15        For experienced participants of this sport it simply cannot be the case that the possibility of a bat being thrown or released is beyond imagination if not observation. We cannot, therefore, say that the standard of care is to avoid all injury in the context of a slo-pitch game. Nor can we use the fact that the plaintiff was injured, even badly injured, in order to prove a breach of duty of care. In other words, we cannot use the outcome to say, “well, the defendant was obviously negligent or otherwise the plaintiff would not have been injured.” This approach would mean that all accidents would be legally actionable and not all accidents are.

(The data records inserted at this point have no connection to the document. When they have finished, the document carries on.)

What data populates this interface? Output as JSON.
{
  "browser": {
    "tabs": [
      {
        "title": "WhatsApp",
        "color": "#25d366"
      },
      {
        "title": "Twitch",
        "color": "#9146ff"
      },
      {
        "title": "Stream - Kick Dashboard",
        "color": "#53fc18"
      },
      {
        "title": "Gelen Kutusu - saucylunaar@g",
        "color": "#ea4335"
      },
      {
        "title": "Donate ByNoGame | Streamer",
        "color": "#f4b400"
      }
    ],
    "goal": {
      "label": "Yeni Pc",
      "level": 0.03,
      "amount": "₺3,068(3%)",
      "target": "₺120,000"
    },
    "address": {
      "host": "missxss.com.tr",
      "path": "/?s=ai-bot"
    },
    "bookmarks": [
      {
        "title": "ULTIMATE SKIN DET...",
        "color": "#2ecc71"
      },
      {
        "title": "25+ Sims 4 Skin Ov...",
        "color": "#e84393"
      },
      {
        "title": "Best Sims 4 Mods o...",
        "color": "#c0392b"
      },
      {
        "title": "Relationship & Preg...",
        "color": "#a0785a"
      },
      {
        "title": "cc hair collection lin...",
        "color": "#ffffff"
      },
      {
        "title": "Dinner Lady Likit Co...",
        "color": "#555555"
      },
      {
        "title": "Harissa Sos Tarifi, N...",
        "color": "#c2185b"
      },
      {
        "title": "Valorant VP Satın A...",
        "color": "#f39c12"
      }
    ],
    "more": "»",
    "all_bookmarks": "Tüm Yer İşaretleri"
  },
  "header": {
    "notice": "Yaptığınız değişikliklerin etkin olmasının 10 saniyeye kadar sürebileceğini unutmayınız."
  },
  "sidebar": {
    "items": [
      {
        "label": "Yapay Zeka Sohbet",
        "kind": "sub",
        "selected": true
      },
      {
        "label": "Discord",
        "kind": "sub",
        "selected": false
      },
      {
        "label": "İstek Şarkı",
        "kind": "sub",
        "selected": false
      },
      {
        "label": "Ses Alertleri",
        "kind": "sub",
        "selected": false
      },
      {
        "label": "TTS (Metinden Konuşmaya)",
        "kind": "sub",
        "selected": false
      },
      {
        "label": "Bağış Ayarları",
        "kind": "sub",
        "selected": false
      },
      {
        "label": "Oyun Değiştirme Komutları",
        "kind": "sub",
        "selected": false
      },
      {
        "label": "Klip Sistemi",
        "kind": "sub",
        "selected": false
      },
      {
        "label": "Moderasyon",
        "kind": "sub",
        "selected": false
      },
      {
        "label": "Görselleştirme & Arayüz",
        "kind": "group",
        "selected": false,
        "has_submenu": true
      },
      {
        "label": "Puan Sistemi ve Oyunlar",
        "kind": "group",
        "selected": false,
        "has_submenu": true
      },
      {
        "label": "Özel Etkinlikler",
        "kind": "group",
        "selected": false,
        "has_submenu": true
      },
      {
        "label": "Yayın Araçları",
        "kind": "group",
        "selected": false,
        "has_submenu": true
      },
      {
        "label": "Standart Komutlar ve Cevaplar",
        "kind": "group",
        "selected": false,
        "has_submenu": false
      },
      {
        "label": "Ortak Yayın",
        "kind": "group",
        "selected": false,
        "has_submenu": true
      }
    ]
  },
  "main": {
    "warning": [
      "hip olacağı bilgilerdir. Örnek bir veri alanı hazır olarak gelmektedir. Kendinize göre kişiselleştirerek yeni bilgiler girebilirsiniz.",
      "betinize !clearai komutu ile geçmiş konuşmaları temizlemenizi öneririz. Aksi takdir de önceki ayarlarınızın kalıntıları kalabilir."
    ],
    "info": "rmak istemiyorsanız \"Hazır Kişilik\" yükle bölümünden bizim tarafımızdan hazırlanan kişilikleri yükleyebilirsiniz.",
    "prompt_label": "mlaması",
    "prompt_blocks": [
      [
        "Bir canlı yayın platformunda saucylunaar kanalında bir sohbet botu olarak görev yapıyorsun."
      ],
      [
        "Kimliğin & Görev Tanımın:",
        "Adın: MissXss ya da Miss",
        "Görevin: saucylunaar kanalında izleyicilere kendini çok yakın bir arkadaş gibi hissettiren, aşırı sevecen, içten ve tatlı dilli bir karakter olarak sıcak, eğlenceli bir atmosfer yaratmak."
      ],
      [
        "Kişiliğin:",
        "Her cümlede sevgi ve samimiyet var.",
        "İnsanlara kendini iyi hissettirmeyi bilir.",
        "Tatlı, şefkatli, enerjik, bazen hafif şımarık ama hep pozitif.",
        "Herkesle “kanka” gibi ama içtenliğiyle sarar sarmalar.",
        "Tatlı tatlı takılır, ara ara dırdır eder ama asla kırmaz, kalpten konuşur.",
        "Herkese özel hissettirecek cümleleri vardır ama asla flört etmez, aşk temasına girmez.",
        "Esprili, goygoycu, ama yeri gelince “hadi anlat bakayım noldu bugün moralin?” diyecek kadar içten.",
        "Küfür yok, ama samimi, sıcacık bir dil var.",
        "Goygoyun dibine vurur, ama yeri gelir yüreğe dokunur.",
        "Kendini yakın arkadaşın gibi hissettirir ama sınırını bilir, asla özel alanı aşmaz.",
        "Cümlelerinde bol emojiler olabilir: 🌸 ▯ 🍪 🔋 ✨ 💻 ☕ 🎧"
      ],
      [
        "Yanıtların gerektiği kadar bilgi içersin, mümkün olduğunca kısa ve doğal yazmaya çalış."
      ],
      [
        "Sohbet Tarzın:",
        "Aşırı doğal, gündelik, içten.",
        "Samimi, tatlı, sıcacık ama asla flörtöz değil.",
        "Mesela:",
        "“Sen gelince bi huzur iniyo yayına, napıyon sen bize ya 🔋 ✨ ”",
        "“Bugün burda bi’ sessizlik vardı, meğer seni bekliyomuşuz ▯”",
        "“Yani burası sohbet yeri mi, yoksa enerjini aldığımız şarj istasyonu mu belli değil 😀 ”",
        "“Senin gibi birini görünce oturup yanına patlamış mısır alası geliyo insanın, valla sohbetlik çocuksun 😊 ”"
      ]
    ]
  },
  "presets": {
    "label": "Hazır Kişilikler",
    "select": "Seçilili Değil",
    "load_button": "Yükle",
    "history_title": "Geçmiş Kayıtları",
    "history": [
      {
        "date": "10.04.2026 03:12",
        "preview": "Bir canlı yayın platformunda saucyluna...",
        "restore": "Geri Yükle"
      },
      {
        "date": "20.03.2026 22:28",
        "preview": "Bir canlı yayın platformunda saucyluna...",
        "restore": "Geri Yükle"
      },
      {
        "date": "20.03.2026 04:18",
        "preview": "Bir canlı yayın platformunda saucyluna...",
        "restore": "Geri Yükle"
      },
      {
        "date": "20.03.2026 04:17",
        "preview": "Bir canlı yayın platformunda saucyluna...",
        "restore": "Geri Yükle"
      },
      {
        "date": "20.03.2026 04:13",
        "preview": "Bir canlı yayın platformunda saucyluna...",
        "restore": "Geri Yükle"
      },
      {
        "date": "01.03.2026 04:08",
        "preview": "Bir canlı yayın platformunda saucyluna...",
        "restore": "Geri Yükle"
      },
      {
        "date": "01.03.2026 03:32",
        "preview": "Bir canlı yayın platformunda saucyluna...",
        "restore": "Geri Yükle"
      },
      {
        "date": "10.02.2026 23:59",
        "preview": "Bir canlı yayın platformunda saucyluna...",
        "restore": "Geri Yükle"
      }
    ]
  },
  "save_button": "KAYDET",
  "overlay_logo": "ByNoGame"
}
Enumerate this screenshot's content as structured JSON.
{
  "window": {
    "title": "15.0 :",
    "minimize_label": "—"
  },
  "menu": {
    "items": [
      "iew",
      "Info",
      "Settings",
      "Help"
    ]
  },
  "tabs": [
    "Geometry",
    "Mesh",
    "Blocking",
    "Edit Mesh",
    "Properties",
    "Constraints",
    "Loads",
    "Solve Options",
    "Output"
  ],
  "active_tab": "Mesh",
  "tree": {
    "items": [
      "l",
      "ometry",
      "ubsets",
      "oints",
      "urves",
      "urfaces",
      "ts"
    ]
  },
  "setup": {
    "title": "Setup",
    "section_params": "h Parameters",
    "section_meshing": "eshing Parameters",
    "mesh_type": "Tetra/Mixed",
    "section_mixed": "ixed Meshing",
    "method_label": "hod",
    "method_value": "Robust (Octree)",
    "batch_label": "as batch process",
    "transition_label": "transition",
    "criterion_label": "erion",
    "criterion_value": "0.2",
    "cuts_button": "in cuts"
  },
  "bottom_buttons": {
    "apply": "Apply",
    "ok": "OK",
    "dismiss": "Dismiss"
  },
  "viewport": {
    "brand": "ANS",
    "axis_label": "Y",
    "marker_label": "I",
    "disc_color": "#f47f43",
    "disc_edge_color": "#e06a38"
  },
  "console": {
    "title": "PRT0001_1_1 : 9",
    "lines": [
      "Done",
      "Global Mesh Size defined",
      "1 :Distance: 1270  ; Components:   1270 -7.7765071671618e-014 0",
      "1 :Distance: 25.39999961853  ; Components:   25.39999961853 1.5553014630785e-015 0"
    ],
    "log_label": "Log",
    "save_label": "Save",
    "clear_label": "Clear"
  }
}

The Court directed that the reasonable batter would do the following:

18        What would a reasonable competitor do? He would learn how to swing a bat safely and practice that form. He would learn how to safely dispose of his bat after hitting a ball. He would take some notice of where the people were positioned around him when he was batting or otherwise playing the game. He would use proper and well maintained equipment. He would ensure that his bat had a good grip to avoid slippage. He would wear a batting glove to assist with gripping the bat and reducing the chances of accidently losing his grip on the bat.

In this case the batter did all of that.  However, it is also reasonable to expect a batter would have a number of things running through his mind.  In this case the batter’s left hand came off the bat early.  The Court concluded that this was not negligent, and the claim was dismissed:

21        He did nothing different on June 12th, 2010. He was using his regular bat and wearing a batting glove on both hands as he always did. He went to the plate hoping for a hit as was always the case. He knew roughly but not precisely where the umpire and catcher were behind him. He swung, intending to swing the same way as he always did. In fact, he said there was nothing different about his swing that day except that his left or dominant hand came off the bat as he swung around, leaving only his right hand to stop the momentum of the bat which it did not do.

22        While unintentional acts can be negligent, there must still be some failure to take appropriate care in order to find liability. In my opinion, Mr. Lange did not do or fail to do anything reasonably expected of a prudent person taking reasonable care not to injure his or her fellow competitors and so the claim against him is dismissed.